Feb. 21st, 2005

peterbirks: (Default)
Sad to hear this morning that Hunter S Thompson had killed himself. I suspect that he just got bored with it all. I first read Thompson's work in the mid 1970s when I picked up a copy of Hell's Angels in the old Compendium bookshop in Camden Town. Shortly after that I read Fear And Loathing on the Campaign Trail, and I realized that journalism did not have to be boring. For those unaware of the tale, Thompson had been assigned by Rolling Stone to cover "no-hoper" George McGovern. Ed Muskie was the front-runner and Thompson "broke" the news that Muskie was taking Ibogaine, which had in part caused Muskie's emotional outburst in a press conference after another paper made a remark about Muskie's wife. It was the end of Muskie's political career. But still no-one thought it would be McGovern who would win. There was Mayor John Lindsay, and Ed McCarthy from the 1968 campaign.

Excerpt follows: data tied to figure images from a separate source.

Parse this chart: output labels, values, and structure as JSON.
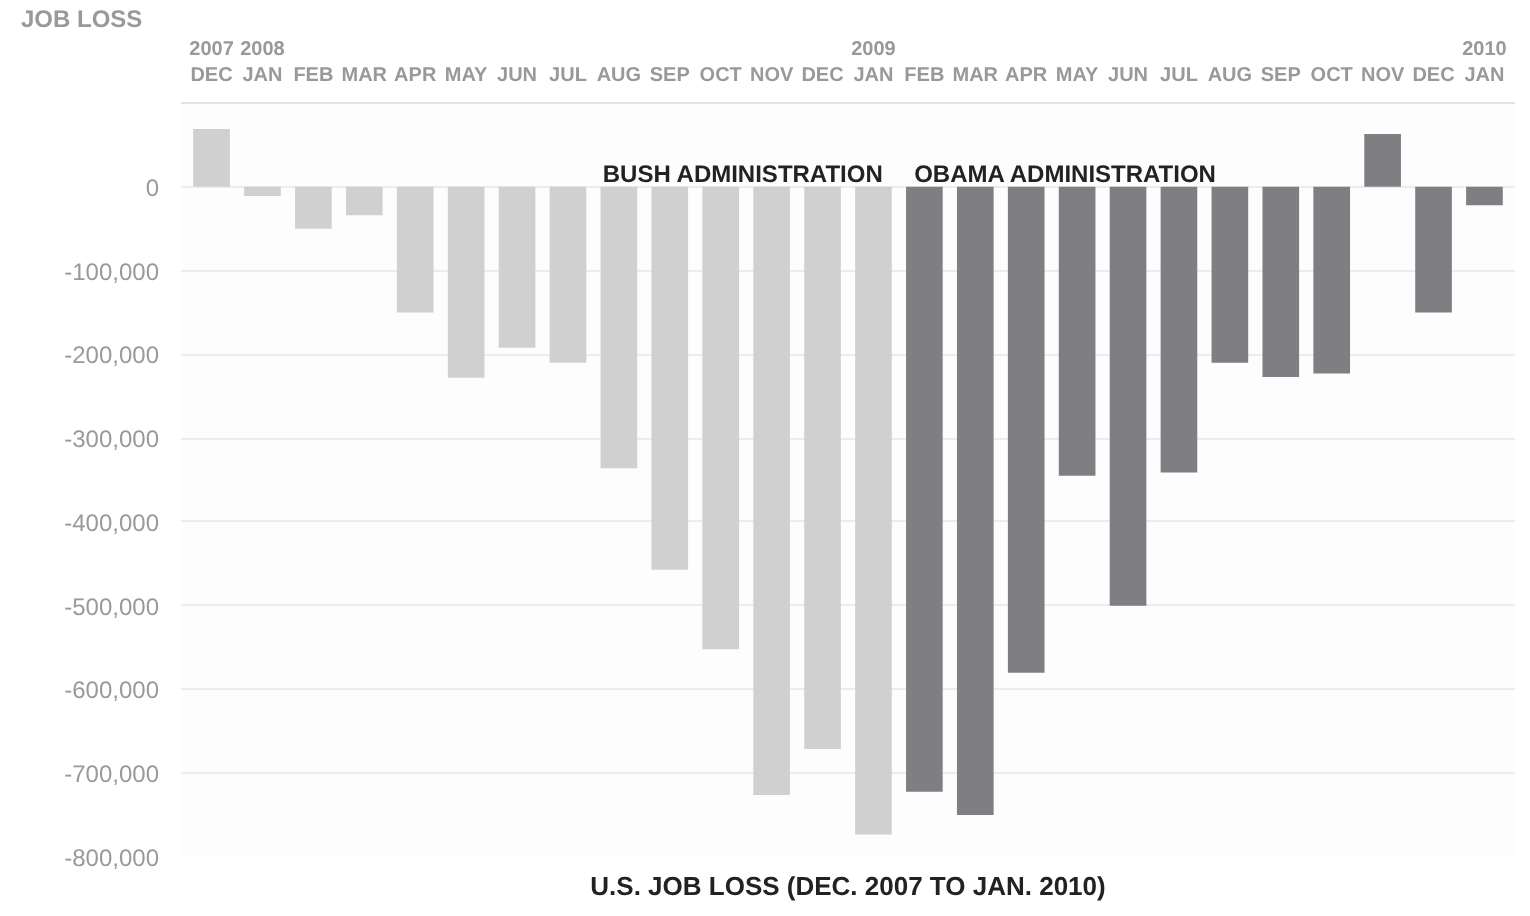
{
  "chart_data": {
    "type": "bar",
    "title": "U.S. JOB LOSS (DEC. 2007 TO JAN. 2010)",
    "ylabel": "JOB LOSS",
    "categories": [
      "2007\nDEC",
      "2008\nJAN",
      "FEB",
      "MAR",
      "APR",
      "MAY",
      "JUN",
      "JUL",
      "AUG",
      "SEP",
      "OCT",
      "NOV",
      "DEC",
      "2009\nJAN",
      "FEB",
      "MAR",
      "APR",
      "MAY",
      "JUN",
      "JUL",
      "AUG",
      "SEP",
      "OCT",
      "NOV",
      "DEC",
      "2010\nJAN"
    ],
    "series": [
      {
        "name": "BUSH ADMINISTRATION",
        "color": "#d0d0d0",
        "values": [
          69000,
          -11000,
          -50000,
          -34000,
          -150000,
          -228000,
          -192000,
          -210000,
          -336000,
          -457000,
          -552000,
          -726000,
          -671000,
          -773000,
          null,
          null,
          null,
          null,
          null,
          null,
          null,
          null,
          null,
          null,
          null,
          null
        ]
      },
      {
        "name": "OBAMA ADMINISTRATION",
        "color": "#7f7f83",
        "values": [
          null,
          null,
          null,
          null,
          null,
          null,
          null,
          null,
          null,
          null,
          null,
          null,
          null,
          null,
          -722000,
          -750000,
          -580000,
          -345000,
          -500000,
          -341000,
          -210000,
          -227000,
          -223000,
          63000,
          -150000,
          -22000
        ]
      }
    ],
    "ylim": [
      -800000,
      100000
    ],
    "yticks": [
      0,
      {
        "value": -100000,
        "label": "-100,000"
      },
      {
        "value": -200000,
        "label": "-200,000"
      },
      {
        "value": -300000,
        "label": "-300,000"
      },
      {
        "value": -400000,
        "label": "-400,000"
      },
      {
        "value": -500000,
        "label": "-500,000"
      },
      {
        "value": -600000,
        "label": "-600,000"
      },
      {
        "value": -700000,
        "label": "-700,000"
      },
      {
        "value": -800000,
        "label": "-800,000"
      }
    ],
    "grid": "y"
  }
}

Thompson's record of this campaign was his greatest work, certainly superior to the vastly entertaining but hardly journalistic Fear And Loathing In Las Vegas.

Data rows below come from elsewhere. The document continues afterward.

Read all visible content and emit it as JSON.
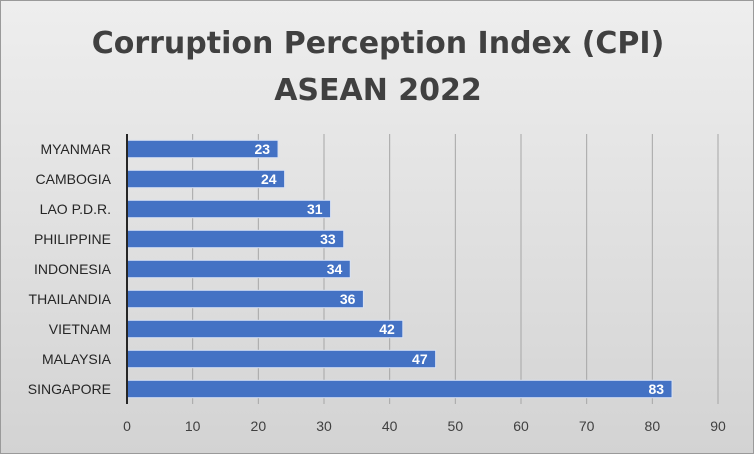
{
  "chart_data": {
    "type": "bar",
    "orientation": "horizontal",
    "title": [
      "Corruption Perception Index (CPI)",
      "ASEAN 2022"
    ],
    "categories": [
      "MYANMAR",
      "CAMBOGIA",
      "LAO P.D.R.",
      "PHILIPPINE",
      "INDONESIA",
      "THAILANDIA",
      "VIETNAM",
      "MALAYSIA",
      "SINGAPORE"
    ],
    "values": [
      23,
      24,
      31,
      33,
      34,
      36,
      42,
      47,
      83
    ],
    "xlim": [
      0,
      90
    ],
    "xticks": [
      0,
      10,
      20,
      30,
      40,
      50,
      60,
      70,
      80,
      90
    ],
    "grid": true,
    "legend": "none",
    "data_labels": true,
    "colors": {
      "bar": "#4472c4",
      "bar_edge": "#d9e2f3",
      "background_top": "#eeeeee",
      "background_bottom": "#d3d3d3",
      "gridline": "#a6a6a6",
      "title": "#404040",
      "data_label": "#ffffff"
    }
  }
}
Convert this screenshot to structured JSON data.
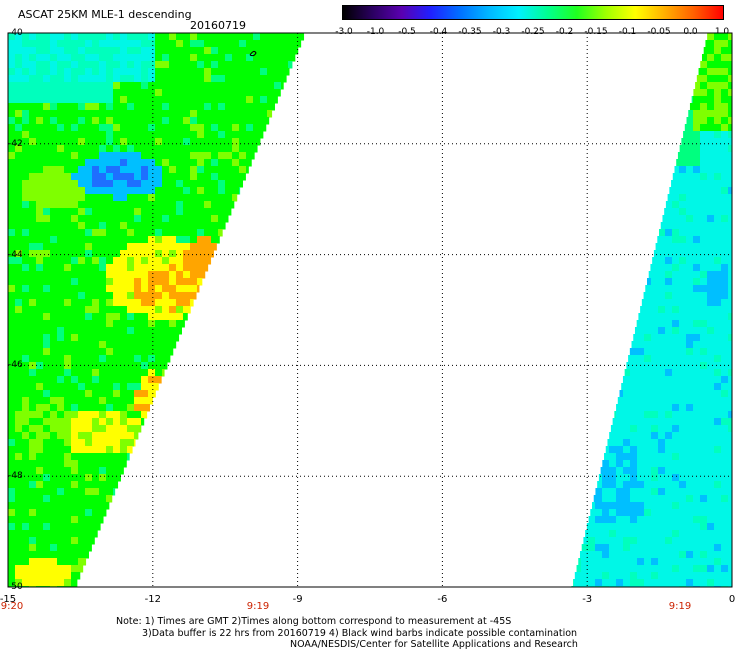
{
  "header": {
    "title": "ASCAT 25KM MLE-1 descending",
    "date": "20160719"
  },
  "colorbar": {
    "ticks": [
      "-3.0",
      "-1.0",
      "-0.5",
      "-0.4",
      "-0.35",
      "-0.3",
      "-0.25",
      "-0.2",
      "-0.15",
      "-0.1",
      "-0.05",
      "0.0",
      "1.0"
    ],
    "colors": [
      "#000000",
      "#2a0060",
      "#5a00b0",
      "#2020ff",
      "#0070ff",
      "#00b8ff",
      "#00f0ff",
      "#00ff90",
      "#20ff20",
      "#a0ff00",
      "#ffff00",
      "#ffb000",
      "#ff6000",
      "#ff0000"
    ]
  },
  "map": {
    "lat_range": [
      -50,
      -40
    ],
    "lon_range": [
      -15,
      0
    ],
    "y_ticks": [
      "-40",
      "-42",
      "-44",
      "-46",
      "-48",
      "-50"
    ],
    "x_ticks": [
      "-15",
      "-12",
      "-9",
      "-6",
      "-3",
      "0"
    ],
    "pass_times": [
      "9:20",
      "9:19",
      "9:19"
    ],
    "palette": {
      "cyan": "#00f7e7",
      "aqua": "#00ffbd",
      "green_light": "#00ff7f",
      "green": "#00ff00",
      "lime": "#7fff00",
      "yellow": "#ffff00",
      "orange": "#ffa500",
      "blue_light": "#00bfff",
      "blue": "#1e6fff"
    }
  },
  "footer": {
    "note_line1": "Note: 1) Times are GMT 2)Times along bottom correspond to measurement at -45S",
    "note_line2": "3)Data buffer is 22 hrs from 20160719 4) Black wind barbs indicate possible contamination",
    "credit": "NOAA/NESDIS/Center for Satellite Applications and Research"
  }
}
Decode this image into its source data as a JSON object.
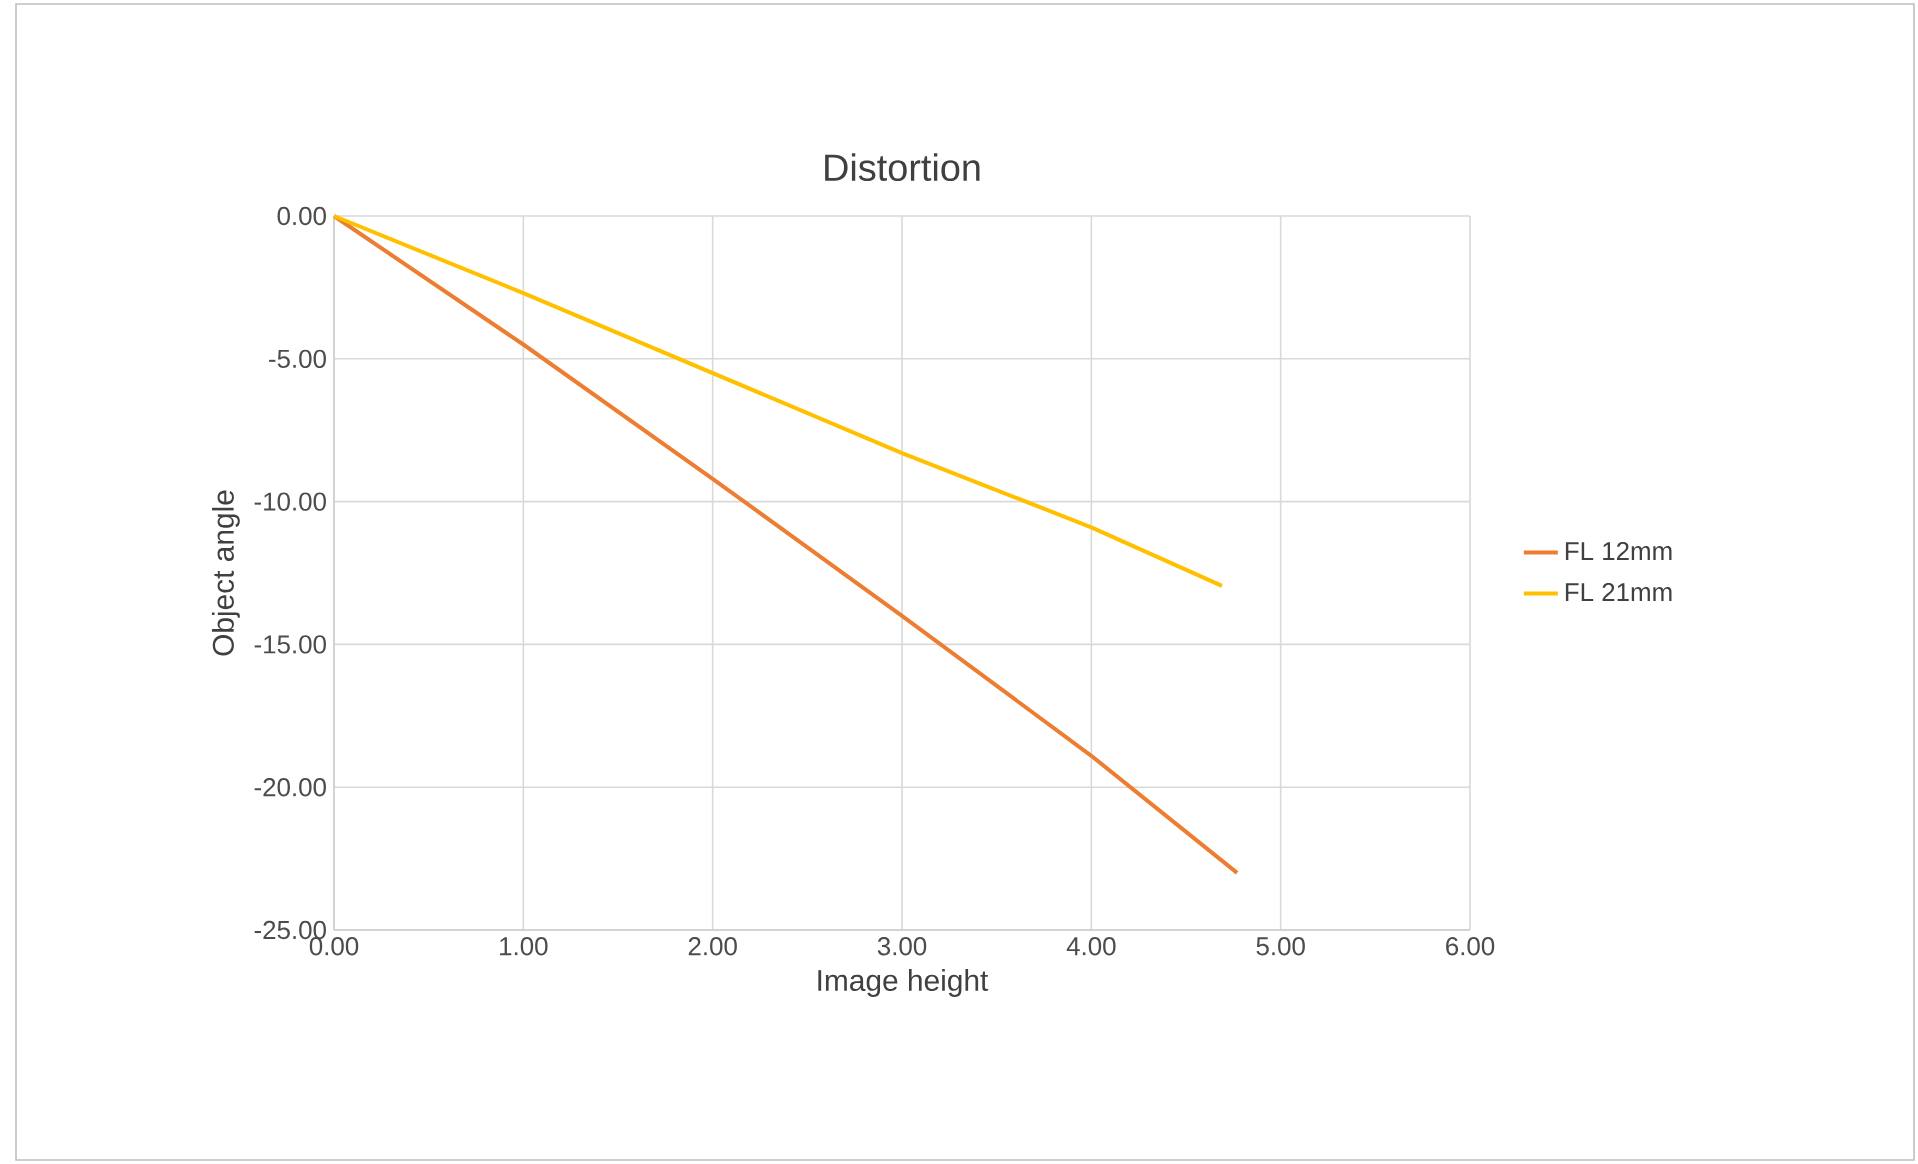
{
  "chart_data": {
    "type": "line",
    "title": "Distortion",
    "xlabel": "Image height",
    "ylabel": "Object angle",
    "xlim": [
      0,
      6
    ],
    "ylim": [
      -25,
      0
    ],
    "xticks": [
      {
        "value": 0,
        "label": "0.00"
      },
      {
        "value": 1,
        "label": "1.00"
      },
      {
        "value": 2,
        "label": "2.00"
      },
      {
        "value": 3,
        "label": "3.00"
      },
      {
        "value": 4,
        "label": "4.00"
      },
      {
        "value": 5,
        "label": "5.00"
      },
      {
        "value": 6,
        "label": "6.00"
      }
    ],
    "yticks": [
      {
        "value": -25,
        "label": "-25.00"
      },
      {
        "value": -20,
        "label": "-20.00"
      },
      {
        "value": -15,
        "label": "-15.00"
      },
      {
        "value": -10,
        "label": "-10.00"
      },
      {
        "value": -5,
        "label": "-5.00"
      },
      {
        "value": 0,
        "label": "0.00"
      }
    ],
    "grid": true,
    "legend": "right",
    "marker": "none",
    "line_style": "solid",
    "series": [
      {
        "name": "FL 12mm",
        "color": "#ed7d31",
        "x": [
          0,
          1,
          2,
          3,
          4,
          4.77
        ],
        "values": [
          0,
          -4.5,
          -9.2,
          -14.0,
          -18.9,
          -23.0
        ]
      },
      {
        "name": "FL 21mm",
        "color": "#ffc000",
        "x": [
          0,
          1,
          2,
          3,
          4,
          4.69
        ],
        "values": [
          0,
          -2.7,
          -5.5,
          -8.3,
          -10.9,
          -12.95
        ]
      }
    ]
  }
}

The closest I came to Thompson was drinking with Ralph Steadman in 1980 or thereabouts in the Lamb in Lamb's Conduit Street. Mel Calman had a cartoonist shop opposite at the time and I had picked up a Steadman sketch of Taos in New Mexico for what now seems the insultingly cheap fifteen quid. Tony Holden was there and he knew Ralph, so the three of us decamped to the pub. He (Ralph) had not long returned from one of his mad forays into the dark heartland of the US with Thompson. That new Mexico picture is still on my wall, and I will think of Thompson when I look at it.

Of course, his best work was behind him, and he almost certainly knew it. But most of us would be grateful to have one great book in us. Thompson had three.